Ниона и Давакуба ждали их внизу. Крадунчик доедал кезатти. Конан отвернулся.
Должно быть, это справедливо, чтобы одно чудовище всегда оказывалось в брюхе другого.
– Не только вам нужно есть! – улыбнулась Ниона.
Ятаба откашлялся:
– Конан из Киммерии, я не могу выполнить своего обещания. Я и мой народ в долгу перед тобой. Все, что у нас есть, – твое!
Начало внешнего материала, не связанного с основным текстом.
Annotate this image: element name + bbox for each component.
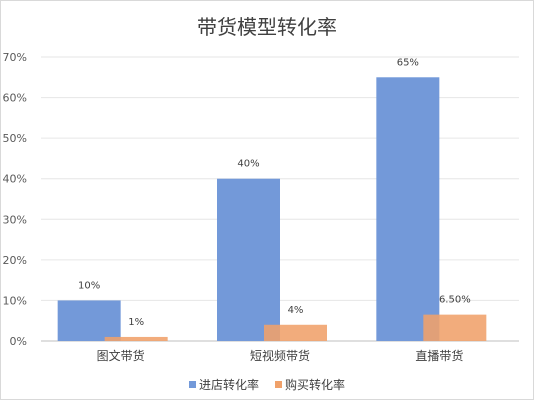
- legend: 进店转化率 购买转化率: [1, 376, 533, 393]
- bar-purchase: [423, 314, 487, 341]
- y-tick-label: 20%: [3, 254, 27, 267]
- y-tick-label: 70%: [3, 51, 27, 64]
- bar-visit: [217, 178, 280, 341]
- legend-item-visit: 进店转化率: [188, 376, 259, 393]
- legend-swatch-visit: [188, 381, 196, 388]
- data-label: 4%: [288, 305, 304, 316]
- legend-item-purchase: 购买转化率: [275, 376, 345, 393]
- y-tick-label: 50%: [3, 132, 27, 145]
- category-label: 直播带货: [415, 348, 463, 363]
- bar-visit: [57, 300, 121, 341]
- bar-purchase: [104, 336, 168, 341]
- y-tick-label: 40%: [3, 173, 27, 186]
- legend-label-visit: 进店转化率: [198, 378, 259, 392]
- category-label: 短视频带货: [250, 348, 310, 363]
- legend-swatch-purchase: [275, 381, 282, 388]
- bar-visit: [376, 77, 440, 342]
- data-label: 40%: [237, 159, 259, 170]
- bar-purchase: [264, 324, 327, 341]
- y-tick-label: 30%: [3, 213, 27, 226]
- data-label: 6.50%: [439, 295, 471, 306]
- chart-title: 带货模型转化率: [197, 15, 337, 39]
- data-label: 1%: [128, 317, 144, 328]
- y-tick-label: 60%: [3, 92, 27, 105]
- y-tick-label: 0%: [10, 335, 27, 348]
- category-label: 图文带货: [97, 348, 145, 363]
- y-tick-label: 10%: [3, 294, 27, 307]
- data-label: 10%: [78, 280, 100, 291]
- data-label: 65%: [397, 57, 419, 68]
- legend-label-purchase: 购买转化率: [285, 378, 346, 392]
Мое ожерелье… оно…
– Ты имеешь в виду это? – В руке у Нионы сверкала нить черных ракушек.
Сердце Конана чуть не выпрыгнуло из груди:
– Ха! Клянусь Кромом, богам присуще чувство юмора.
– Я видела, как это упало в море, когда мы выбирались на берег.
Ятаба сиял.
– Теперь, Конан, мы не будем откладывать! – Важность и уверенность вернулись к нему, как только он прикоснулся к своему ожерелью.
ГЛАВА 21
ОСВОБОЖДЕННЫЙ
Конан смахнул с лица волосы и посмотрел вперед, ерзая на неуютной спине крадунчика. Сначала он принял это за игру воображения, однако, проморгавшись, взглянул опять.
Земля! Он усмехнулся, глядя, как Ниона дует в ракушку, заставляя Давакубу спуститься. Руки Шейры покоились на его мускулистой пояснице, глаза девушки сияли предвкушением. Они полностью восстановились после того дня, когда был убит последний кезатти, – с тех пор прошло почти две недели.
После короткого отдыха Давакуба отнес Конана, Ниону, ятабу и Шейру обратно на Ганаку. В ту ночь вся деревня присутствовала на церемонии вызывания духов. Ритуал отнял немного времени: ятаба не нес чепухи, не выл и не жестикулировал, как это любили делать пиктские и кушитские шаманы. Закрыв глаза, насупив брови, он стиснул свое ожерелье и сосредотачивался до тех пор, пока пот не брызнул с его лица. Громкий гул вырвался из его кулака, вслед за чем воцарилась удивительная тишина.